Rodney Glen Crerar
“Rod Crerar - Toughest pound-for-pound player I played with. Always in the middle of the action, he revelled in the tight stuff. He seemed to enjoy bashing about in the hardest, darkest parts of the field. He was just unbelievably hard. Just tough.” Cameron Douglas - Australian Schools (1984), New South Wales (1987-88).
Rod Crerar was a skilful and hardened hooker, a loyal servant of the Manly club in Sydney, who became one of the rare players to represent his country without ever having played for his state.
Born and raised in Sydney, Crerar played his first rugby for the Warringah Roos (now known as the Manly Roos) and remained with the club throughout his secondary schooling at Killarney Heights High School.
After school Crerar graduated to Colts at Manly. In 1977 five future Wallabies - Philip and Mitchell Cox, Bill Calcraft, James Black and Crerar - in a side coached by club icon Barry “Tizza” Taylor, won the first grade Colts grand final with a 19-14 victory over Northern Suburbs.
Two years later Crerar made his first grade debut however opportunities at a representative level initially proved elusive given an intense level of competition from the likes of Bruce Malouf, Lance Walker and Don McDougall merely to make the Sydney side, let alone win selection for New South Wales.
In 1981, Crerar made his debut for Sydney, against Victoria (W 50-6), sat on the bench when Sydney defeated Five Nations Champions France 16-14 and was chosen as the reserve hooker in the Wallaby trials for the Seventh Wallabies tour to the U.K. Two years later Crerar was part of history when Manly, under future Wallaby coach Alan Jones, upset five time champions Randwick 12-10 to win the Shute Shield for the first time since 1950.
At the end of that 1983 season Australia undertook a short tour of Italy and France. Two Queensland Wallabies - Chris Carberry and Bill Ross - along with Walker had retired, and Malouf was to be married. As a consequence two uncapped hookers were selected - Mark McBain and Tommy Lawton. McBain made his Test debut against Italy in Rovigo and retained his spot for the first Test against Les Blues in Clermont-Ferrand. During that match a scrum collapsed and at least two of the French front row forwards kicked McBain in the head. The sickening acts fractured his skull and fluid from the brain leaked into his throat. McBain's condition was considered critical for some months afterwards. As a result Australia was only left with a lone hooker with three games still to play, including the second international. Not surprisingly coach Bob Dwyer sent an SOS for a replacement. Crerar was called onto the tour where he sat unused on the bench in Paris and then made his debut in the final match against the French Barbarians.

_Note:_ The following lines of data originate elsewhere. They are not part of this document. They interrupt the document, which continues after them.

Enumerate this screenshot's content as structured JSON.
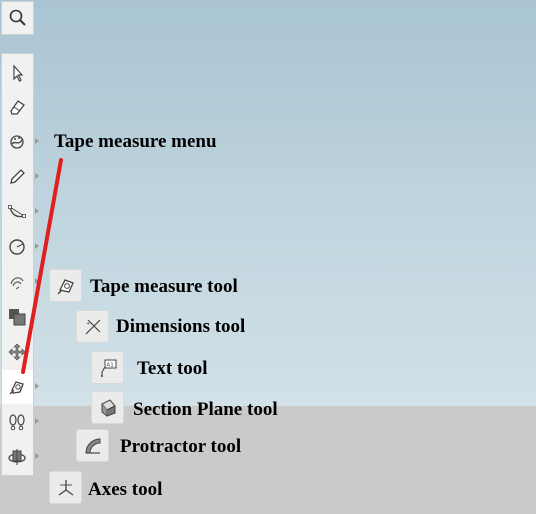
{
  "toolbar": {
    "tools": [
      "search-icon",
      "select-icon",
      "eraser-icon",
      "paint-bucket-icon",
      "pencil-icon",
      "arc-icon",
      "circle-icon",
      "push-pull-icon",
      "offset-icon",
      "move-icon",
      "tape-measure-icon",
      "walk-icon",
      "orbit-icon"
    ],
    "active_tool": "tape-measure-icon"
  },
  "annotations": {
    "tape_menu_title": "Tape measure menu",
    "items": [
      {
        "icon": "tape-measure-icon",
        "label": "Tape measure tool"
      },
      {
        "icon": "dimensions-icon",
        "label": "Dimensions tool"
      },
      {
        "icon": "text-icon",
        "label": "Text tool"
      },
      {
        "icon": "section-plane-icon",
        "label": "Section Plane tool"
      },
      {
        "icon": "protractor-icon",
        "label": "Protractor tool"
      },
      {
        "icon": "axes-icon",
        "label": "Axes tool"
      }
    ],
    "pointer_color": "#e02020"
  },
  "colors": {
    "sky": "#bcd1dc",
    "ground": "#cacac8",
    "toolbar": "#f1f1f1"
  }
}
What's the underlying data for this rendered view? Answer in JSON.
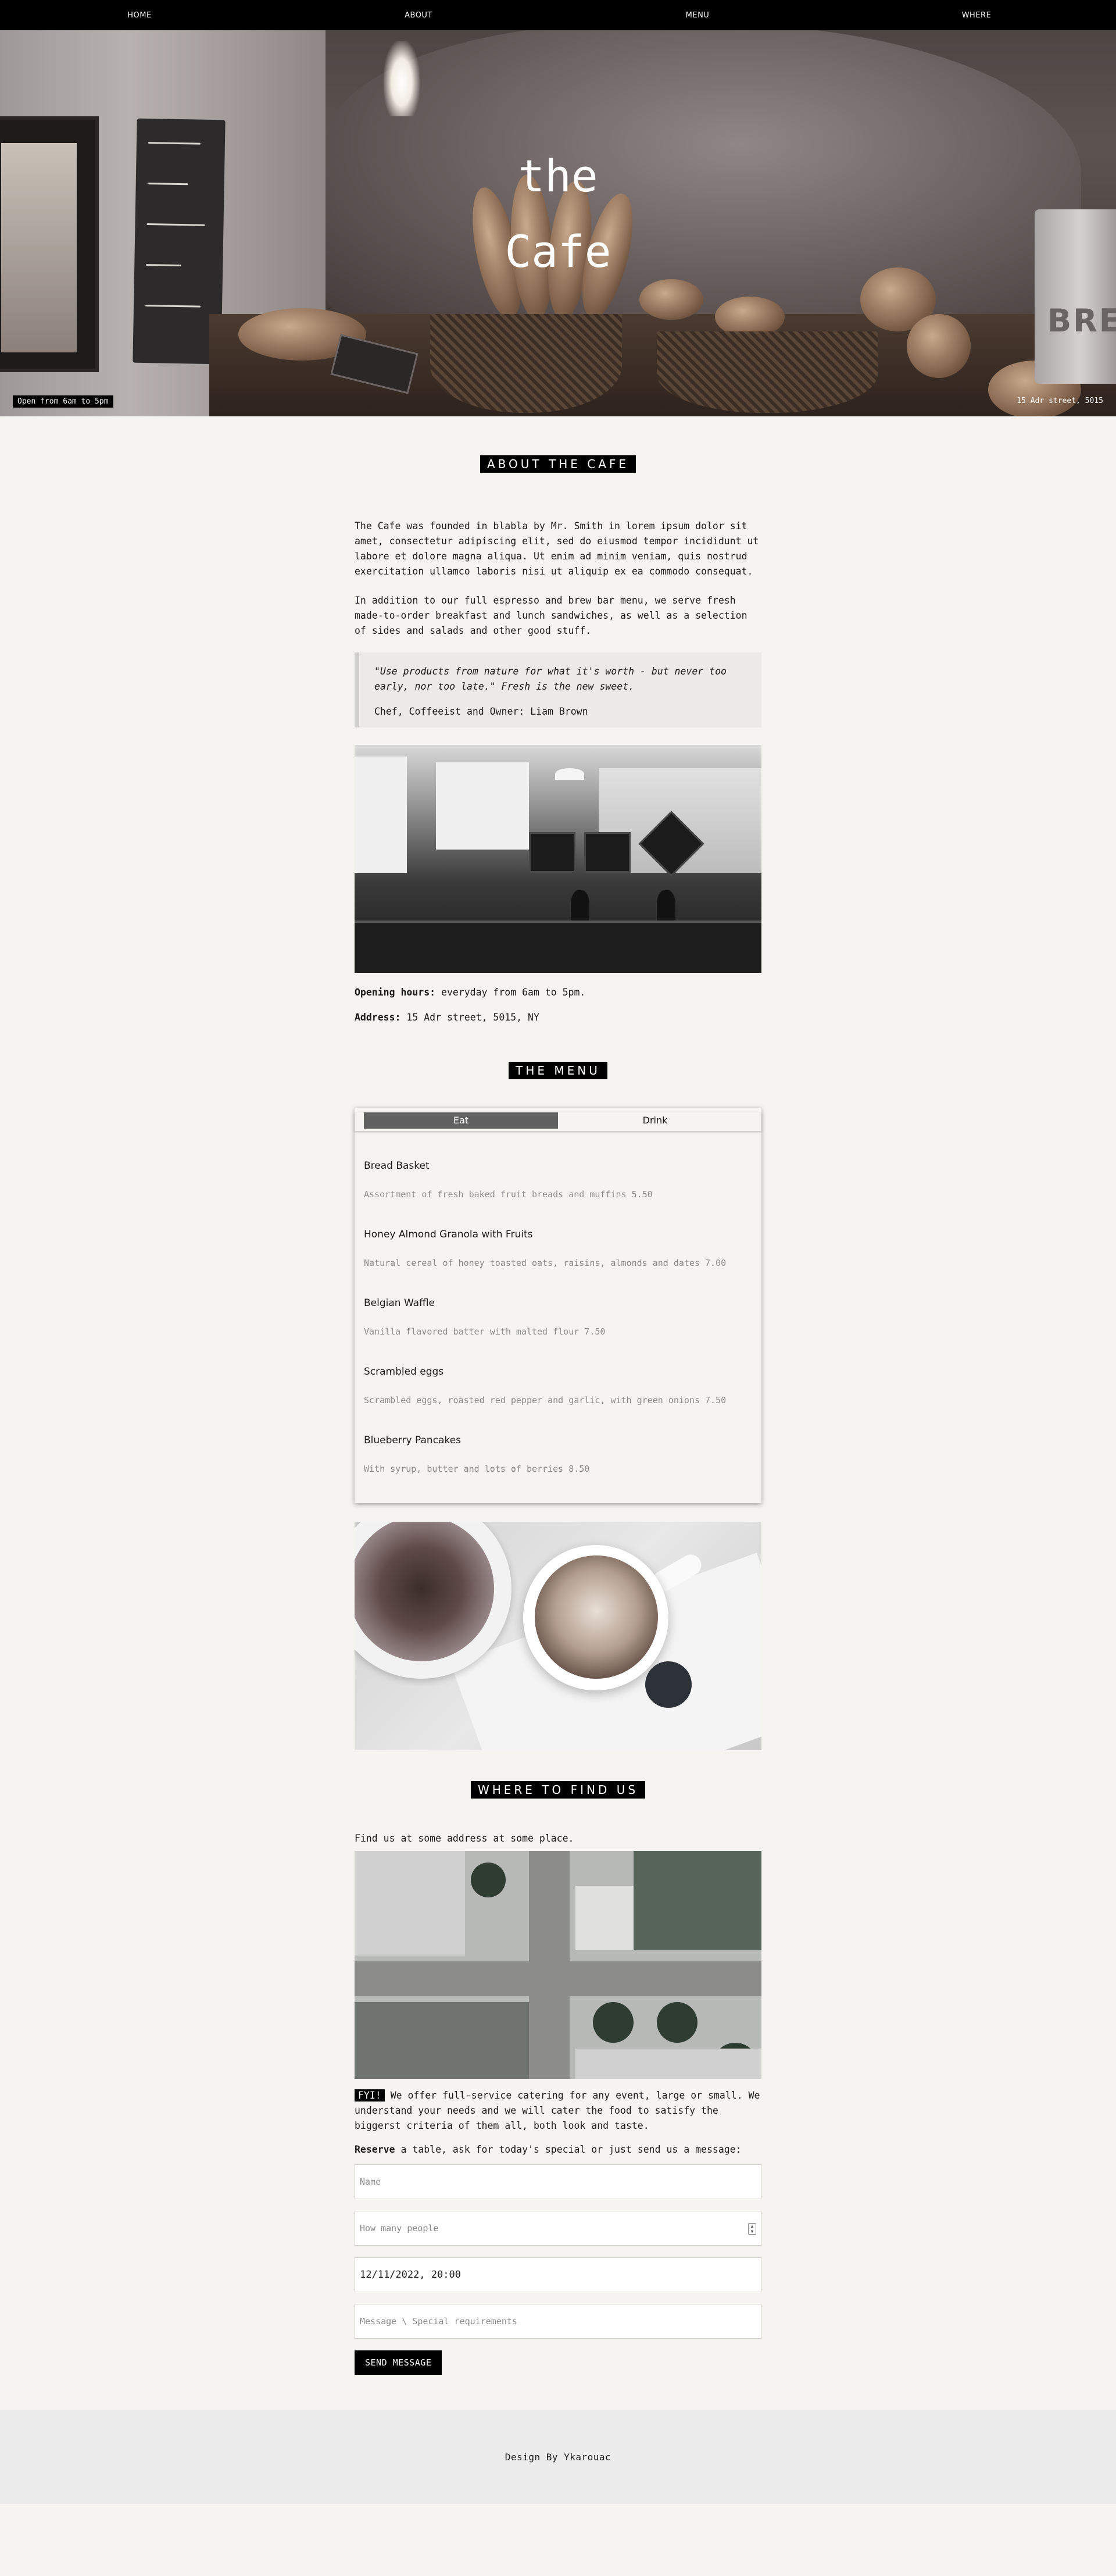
{
  "nav": {
    "items": [
      "HOME",
      "ABOUT",
      "MENU",
      "WHERE"
    ]
  },
  "hero": {
    "title_line1": "the",
    "title_line2": "Cafe",
    "hours_tag": "Open from 6am to 5pm",
    "address_tag": "15 Adr street, 5015"
  },
  "about": {
    "heading": "ABOUT THE CAFE",
    "paragraph1": "The Cafe was founded in blabla by Mr. Smith in lorem ipsum dolor sit amet, consectetur adipiscing elit, sed do eiusmod tempor incididunt ut labore et dolore magna aliqua. Ut enim ad minim veniam, quis nostrud exercitation ullamco laboris nisi ut aliquip ex ea commodo consequat.",
    "paragraph2": "In addition to our full espresso and brew bar menu, we serve fresh made-to-order breakfast and lunch sandwiches, as well as a selection of sides and salads and other good stuff.",
    "quote": "\"Use products from nature for what it's worth - but never too early, nor too late.\" Fresh is the new sweet.",
    "quote_author": "Chef, Coffeeist and Owner: Liam Brown",
    "hours_label": "Opening hours:",
    "hours_value": "everyday from 6am to 5pm.",
    "address_label": "Address:",
    "address_value": "15 Adr street, 5015, NY"
  },
  "menu": {
    "heading": "THE MENU",
    "tabs": [
      "Eat",
      "Drink"
    ],
    "active_tab": "Eat",
    "items": [
      {
        "name": "Bread Basket",
        "desc": "Assortment of fresh baked fruit breads and muffins 5.50"
      },
      {
        "name": "Honey Almond Granola with Fruits",
        "desc": "Natural cereal of honey toasted oats, raisins, almonds and dates 7.00"
      },
      {
        "name": "Belgian Waffle",
        "desc": "Vanilla flavored batter with malted flour 7.50"
      },
      {
        "name": "Scrambled eggs",
        "desc": "Scrambled eggs, roasted red pepper and garlic, with green onions 7.50"
      },
      {
        "name": "Blueberry Pancakes",
        "desc": "With syrup, butter and lots of berries 8.50"
      }
    ]
  },
  "where": {
    "heading": "WHERE TO FIND US",
    "intro": "Find us at some address at some place.",
    "fyi_badge": "FYI!",
    "fyi_text": "We offer full-service catering for any event, large or small. We understand your needs and we will cater the food to satisfy the biggerst criteria of them all, both look and taste.",
    "reserve_label": "Reserve",
    "reserve_text": "a table, ask for today's special or just send us a message:",
    "name_placeholder": "Name",
    "people_placeholder": "How many people",
    "datetime_value": "12/11/2022, 20:00",
    "message_placeholder": "Message \\ Special requirements",
    "send_label": "SEND MESSAGE"
  },
  "footer": {
    "credit": "Design By Ykarouac"
  }
}
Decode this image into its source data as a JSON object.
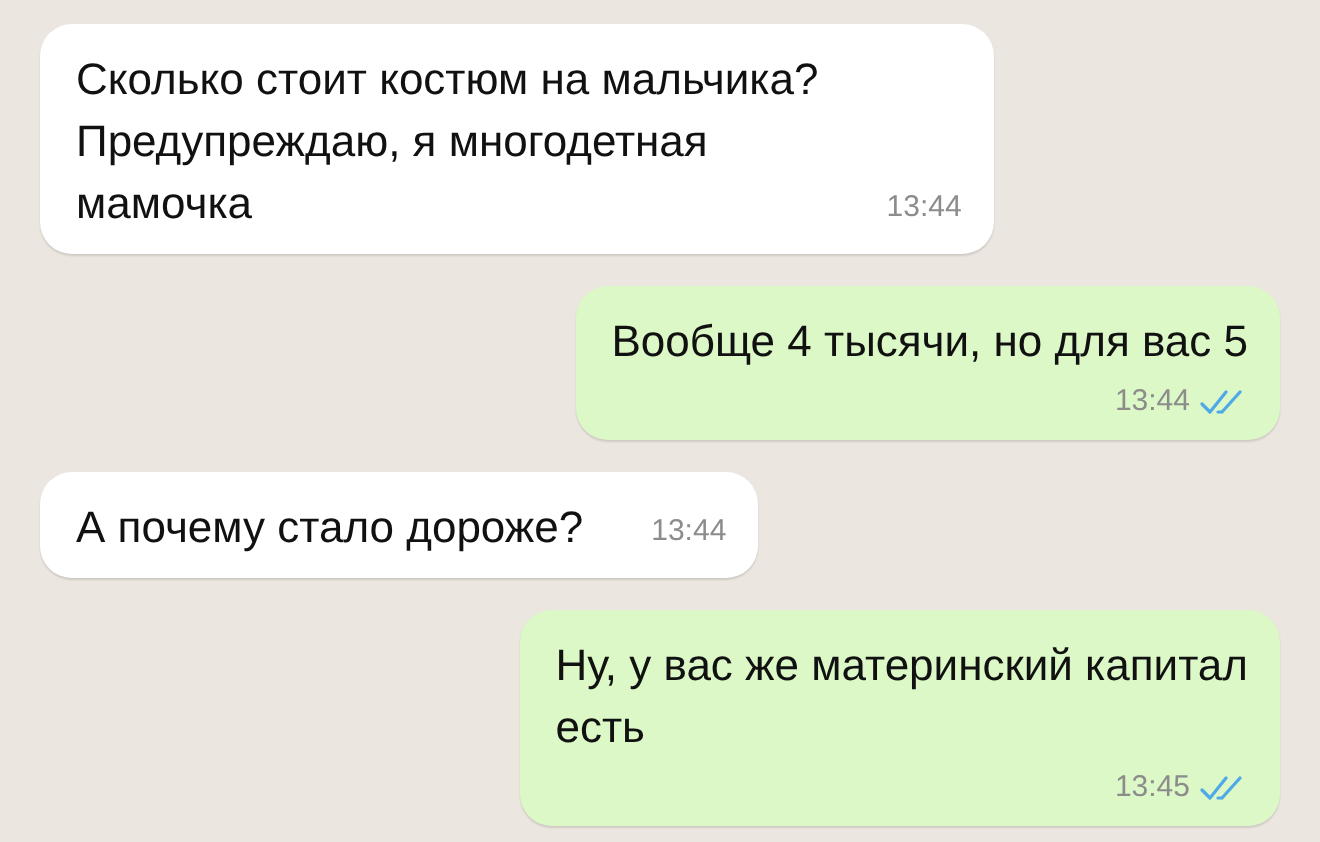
{
  "messages": [
    {
      "kind": "incoming",
      "text": "Сколько стоит костюм на мальчика?\nПредупреждаю, я многодетная\nмамочка",
      "time": "13:44"
    },
    {
      "kind": "outgoing",
      "text": "Вообще 4 тысячи, но для вас 5",
      "time": "13:44",
      "read": true
    },
    {
      "kind": "incoming",
      "text": "А почему стало дороже?",
      "time": "13:44"
    },
    {
      "kind": "outgoing",
      "text": "Ну, у вас же материнский капитал\nесть",
      "time": "13:45",
      "read": true
    }
  ]
}
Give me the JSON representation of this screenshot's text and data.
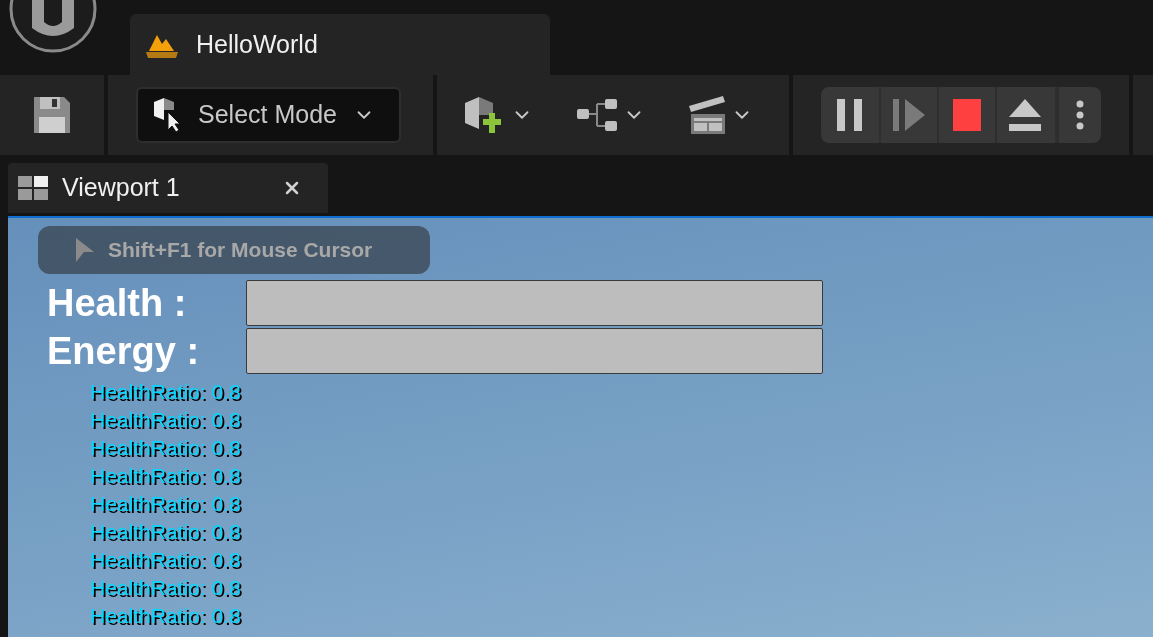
{
  "document_tab": {
    "title": "HelloWorld",
    "selected": true
  },
  "toolbar": {
    "mode_button": "Select Mode"
  },
  "playback": [
    {
      "kind": "pause",
      "disabled": false
    },
    {
      "kind": "step",
      "disabled": true
    },
    {
      "kind": "stop",
      "disabled": false
    },
    {
      "kind": "eject",
      "disabled": false
    },
    {
      "kind": "more",
      "disabled": false
    }
  ],
  "viewport_tab": {
    "title": "Viewport 1",
    "selected": true
  },
  "hud": {
    "tooltip": "Shift+F1 for Mouse Cursor",
    "stats": [
      {
        "label": "Health :"
      },
      {
        "label": "Energy :"
      }
    ],
    "debug_messages": [
      "HealthRatio: 0.8",
      "HealthRatio: 0.8",
      "HealthRatio: 0.8",
      "HealthRatio: 0.8",
      "HealthRatio: 0.8",
      "HealthRatio: 0.8",
      "HealthRatio: 0.8",
      "HealthRatio: 0.8",
      "HealthRatio: 0.8"
    ]
  }
}
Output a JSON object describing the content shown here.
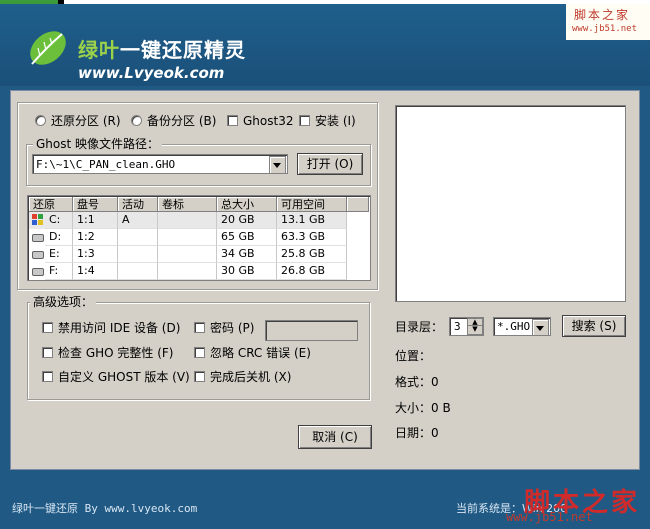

The following year Crerar was selected for Sydney’s tour of Italy, France and the U.K. however Lawton and McBain were paired as the hookers for the short Wallaby tour to Fiji. In fact the Lawton and McBain combination were selected for seven successive Wallaby tours through 1988.
Crerar played his 256th and final first grade match in 1993 and later remained with his beloved Manly where he coached juniors and managed grade teams.
Crerar made his debut for Australia in the uncapped 32-21 victory over the French Barbarians in Toulon.